KerasHub distinguishes itself by providing an extensive repository of pre-trained models, alongside a collection of foundational building blocks tailored for various machine learning tasks. Built on the robust Keras 3 platform, models in KerasHub can be easily trained and saved in one framework and then reused in another, eliminating the hassle of extensive migrations.
Core Features
- Multi-Framework Support: The library ensures that from a single model definition, one can work seamlessly across JAX, TensorFlow, and PyTorch. This capability is enhanced by its efficiency on both GPUs and TPUs.
- Scalable Fine-tuning: Models can be fine-tuned at scale, utilizing model and data parallel training, making them adaptable to different hardware accelerators.
- User-Friendly Architecture: As an extension of the core Keras API, KerasHub's architecture of Layers and Models makes it very accessible for those already familiar with Keras, facilitating a smooth learning curve.
Getting Started with KerasHub
For newcomers eager to dive in, KerasHub offers a simple yet powerful Python-based API. For example, one can fine-tune a BERT classifier using IMDb movie reviews. Here's a brief overview of how it's done:
import os
os.environ["KERAS_BACKEND"] = "jax" # Or "tensorflow" or "torch"!
import keras_hub
import tensorflow_datasets as tfds
imdb_train, imdb_test = tfds.load(
"imdb_reviews",
split=["train", "test"],
as_supervised=True,
batch_size=16,
)
# Load a BERT model.
classifier = keras_hub.models.Classifier.from_preset(
"bert_base_en",
num_classes=2,
activation="softmax",
)
# Fine-tune on IMDb movie reviews.
classifier.fit(imdb_train, validation_data=imdb_test)
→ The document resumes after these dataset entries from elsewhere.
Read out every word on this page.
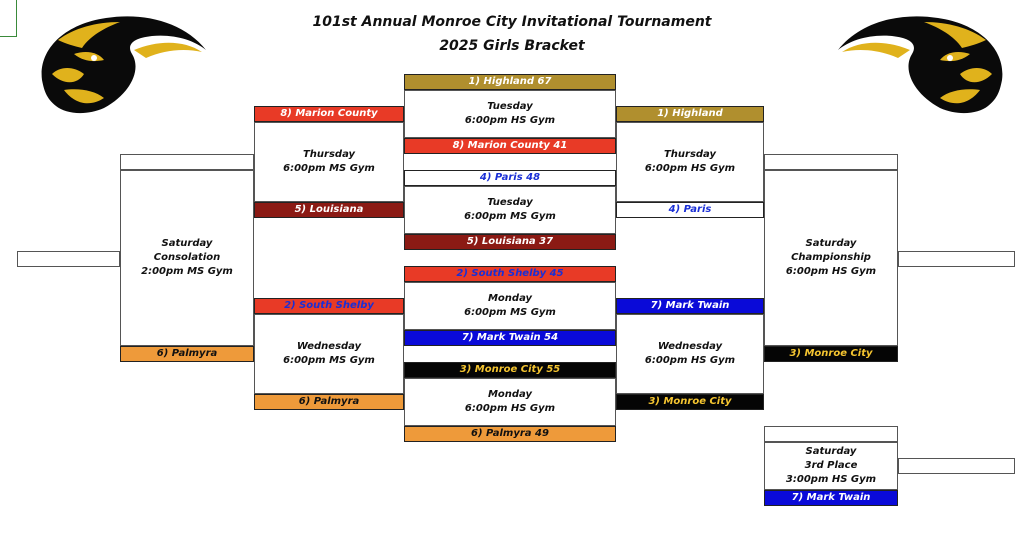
101st Annual Monroe City Invitational Tournament
2025 Girls Bracket
1) Highland 67
Tuesday
6:00pm HS Gym
8) Marion County 41
4) Paris 48
Tuesday
6:00pm MS Gym
5) Louisiana 37
2) South Shelby 45
Monday
6:00pm MS Gym
7) Mark Twain 54
3) Monroe City 55
Monday
6:00pm HS Gym
6) Palmyra 49
8) Marion County
Thursday
6:00pm MS Gym
5) Louisiana
2) South Shelby
Wednesday
6:00pm MS Gym
6) Palmyra
Saturday
Consolation
2:00pm MS Gym
6) Palmyra
1) Highland
Thursday
6:00pm HS Gym
4) Paris
7) Mark Twain
Wednesday
6:00pm HS Gym
3) Monroe City
Saturday
Championship
6:00pm HS Gym
3) Monroe City
Saturday
3rd Place
3:00pm HS Gym
7) Mark Twain
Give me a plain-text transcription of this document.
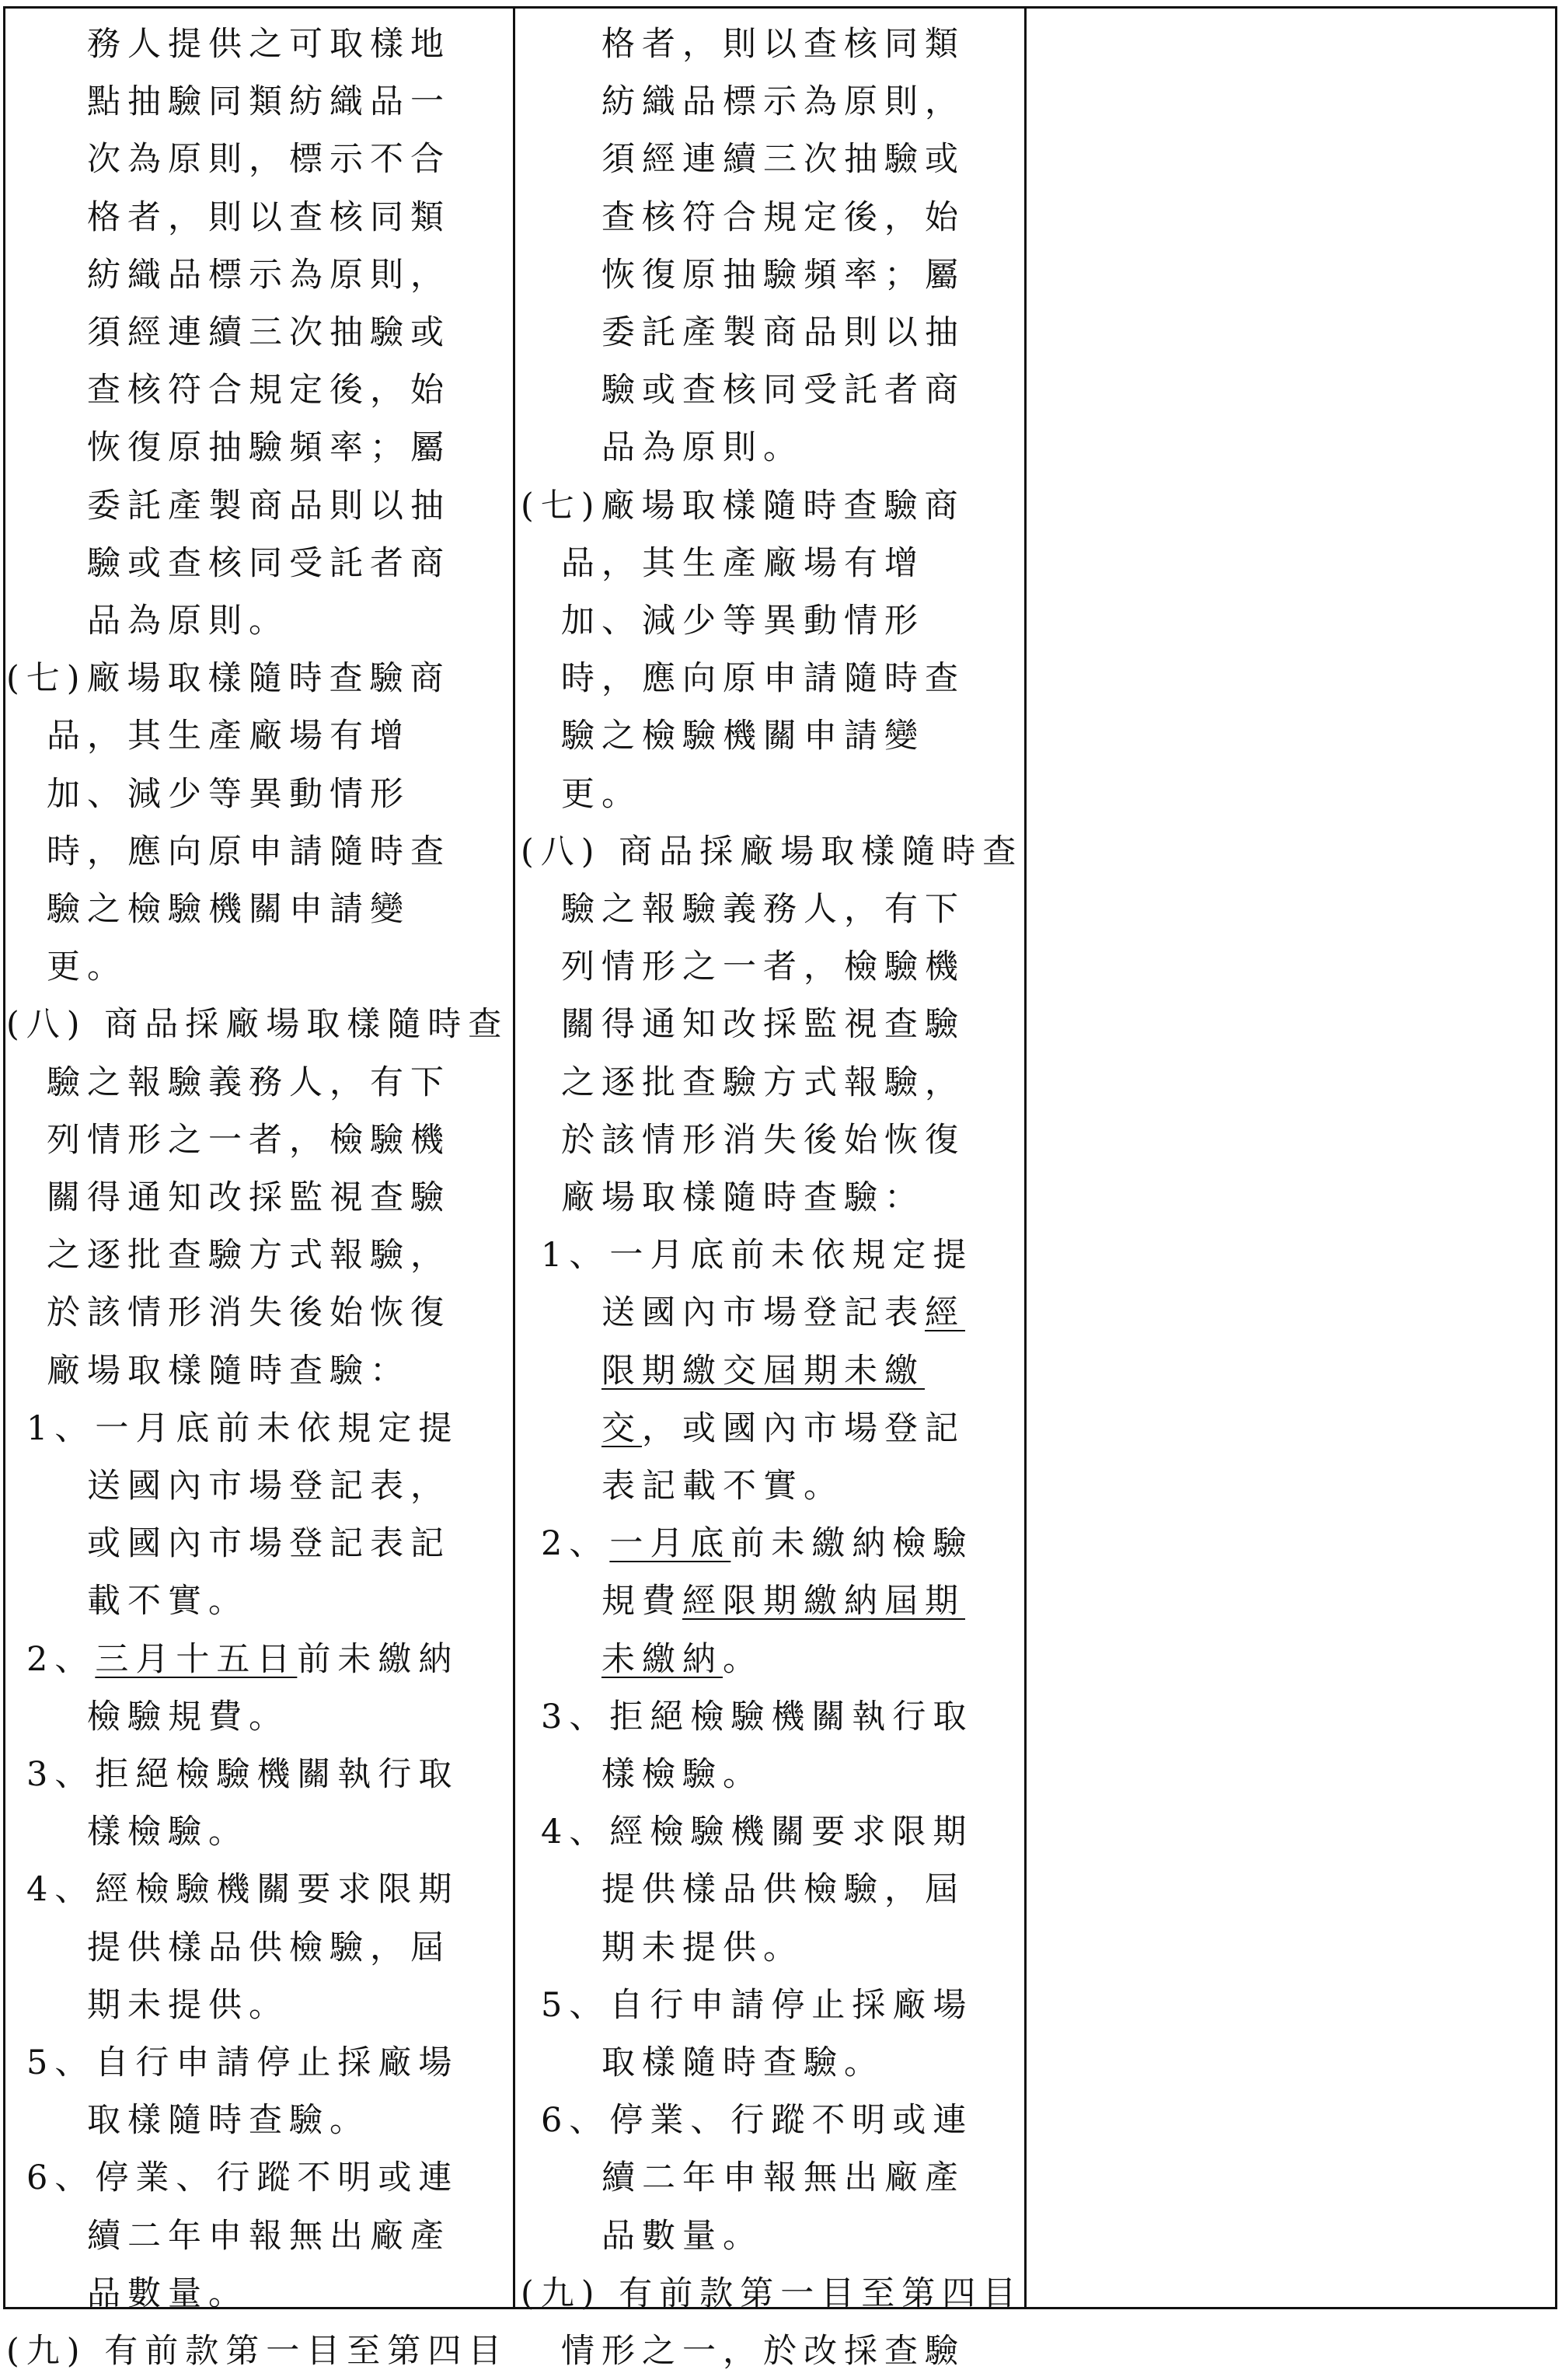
務人提供之可取樣地
點抽驗同類紡織品一
次為原則，標示不合
格者，則以查核同類
紡織品標示為原則，
須經連續三次抽驗或
查核符合規定後，始
恢復原抽驗頻率；屬
委託產製商品則以抽
驗或查核同受託者商
品為原則。
(七)廠場取樣隨時查驗商
品，其生產廠場有增
加、減少等異動情形
時，應向原申請隨時查
驗之檢驗機關申請變
更。
(八) 商品採廠場取樣隨時查
驗之報驗義務人，有下
列情形之一者，檢驗機
關得通知改採監視查驗
之逐批查驗方式報驗，
於該情形消失後始恢復
廠場取樣隨時查驗：
1、一月底前未依規定提
送國內市場登記表，
或國內市場登記表記
載不實。
2、三月十五日前未繳納
檢驗規費。
3、拒絕檢驗機關執行取
樣檢驗。
4、經檢驗機關要求限期
提供樣品供檢驗，屆
期未提供。
5、自行申請停止採廠場
取樣隨時查驗。
6、停業、行蹤不明或連
續二年申報無出廠產
品數量。
(九) 有前款第一目至第四目
格者，則以查核同類
紡織品標示為原則，
須經連續三次抽驗或
查核符合規定後，始
恢復原抽驗頻率；屬
委託產製商品則以抽
驗或查核同受託者商
品為原則。
(七)廠場取樣隨時查驗商
品，其生產廠場有增
加、減少等異動情形
時，應向原申請隨時查
驗之檢驗機關申請變
更。
(八) 商品採廠場取樣隨時查
驗之報驗義務人，有下
列情形之一者，檢驗機
關得通知改採監視查驗
之逐批查驗方式報驗，
於該情形消失後始恢復
廠場取樣隨時查驗：
1、一月底前未依規定提
送國內市場登記表經
限期繳交屆期未繳
交，或國內市場登記
表記載不實。
2、一月底前未繳納檢驗
規費經限期繳納屆期
未繳納。
3、拒絕檢驗機關執行取
樣檢驗。
4、經檢驗機關要求限期
提供樣品供檢驗，屆
期未提供。
5、自行申請停止採廠場
取樣隨時查驗。
6、停業、行蹤不明或連
續二年申報無出廠產
品數量。
(九) 有前款第一目至第四目
情形之一，於改採查驗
# Predict two new examples.
classifier.predict(["What an amazing movie!", "A total waste of my time."])
For more detailed guides and examples, the KerasHub documentation and website provide a comprehensive resource.
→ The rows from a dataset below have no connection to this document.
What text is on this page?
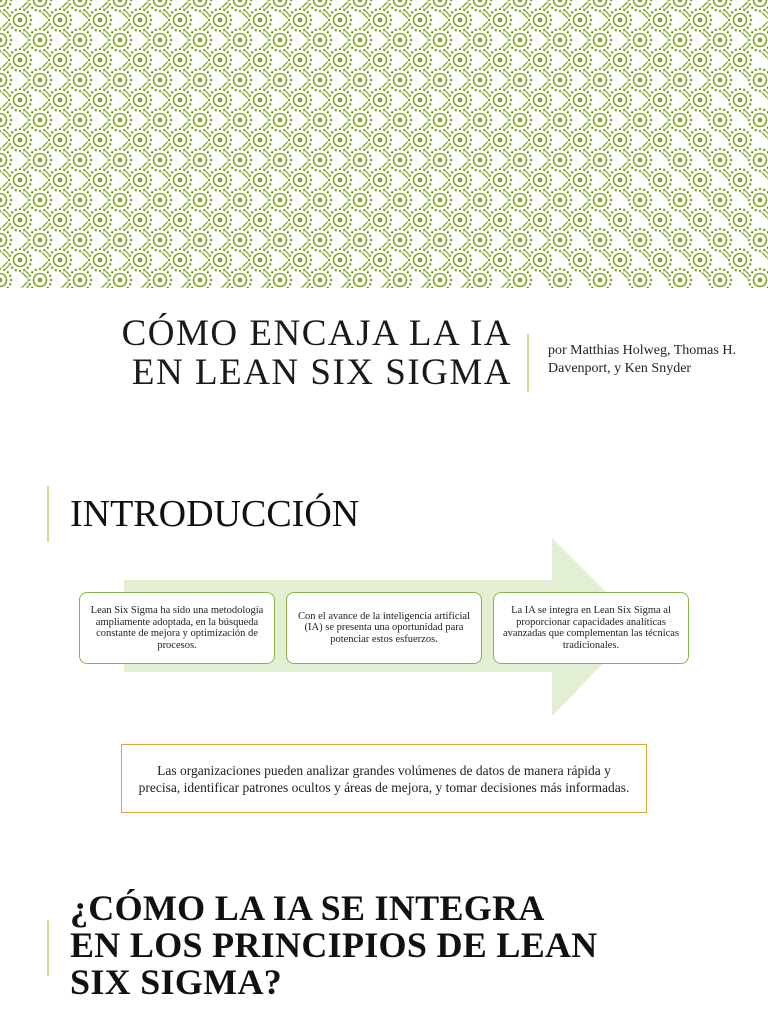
CÓMO ENCAJA LA IA
EN LEAN SIX SIGMA
por Matthias Holweg, Thomas H. Davenport, y Ken Snyder
INTRODUCCIÓN
Lean Six Sigma ha sido una metodología ampliamente adoptada, en la búsqueda constante de mejora y optimización de procesos.
Con el avance de la inteligencia artificial (IA) se presenta una oportunidad para potenciar estos esfuerzos.
La IA se integra en Lean Six Sigma al proporcionar capacidades analíticas avanzadas que complementan las técnicas tradicionales.
Las organizaciones pueden analizar grandes volúmenes de datos de manera rápida y precisa, identificar patrones ocultos y áreas de mejora, y tomar decisiones más informadas.
¿CÓMO LA IA SE INTEGRA
EN LOS PRINCIPIOS DE LEAN
SIX SIGMA?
Installation and Backend Configuration
To explore the latest features of KerasHub, users can easily install the library using:
pip install keras-hub
KerasHub is designed to be used alongside TensorFlow for data preprocessing via the tf.data
API, though training can be conducted on any backend. Users are encouraged to set their preferred backend (JAX, TensorFlow, or PyTorch) through the KERAS_BACKEND
environment variable before importing any Keras libraries to ensure proper setup.
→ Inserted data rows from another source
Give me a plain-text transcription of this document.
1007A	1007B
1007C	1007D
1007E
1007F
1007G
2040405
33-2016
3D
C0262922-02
Compatibility and Contribution
KerasHub follows Semantic Versioning principles, aiming to offer backward compatibility for both code and saved models. While currently under active development, with the 0.y.z
pre-release phase, there may be occasional changes that could affect compatibility.
The project thrives on community contributions, welcoming ideas and improvements from developers worldwide. Detailed guides are available for those interested in contributing to the advancement of this robust library.
Acknowledgements
KerasHub owes its success to the numerous contributors who have dedicated their time and expertise to improve and expand its capabilities. The platform's vibrant community continues to grow, enhancing its value and application across different domains.
In summary, KerasHub is an adaptable and scalable library that empowers machine learning developers with its multi-framework compatibility and a rich repository of pre-trained models. It's an essential tool for achieving efficient and versatile solutions in NLP, computer vision, and beyond.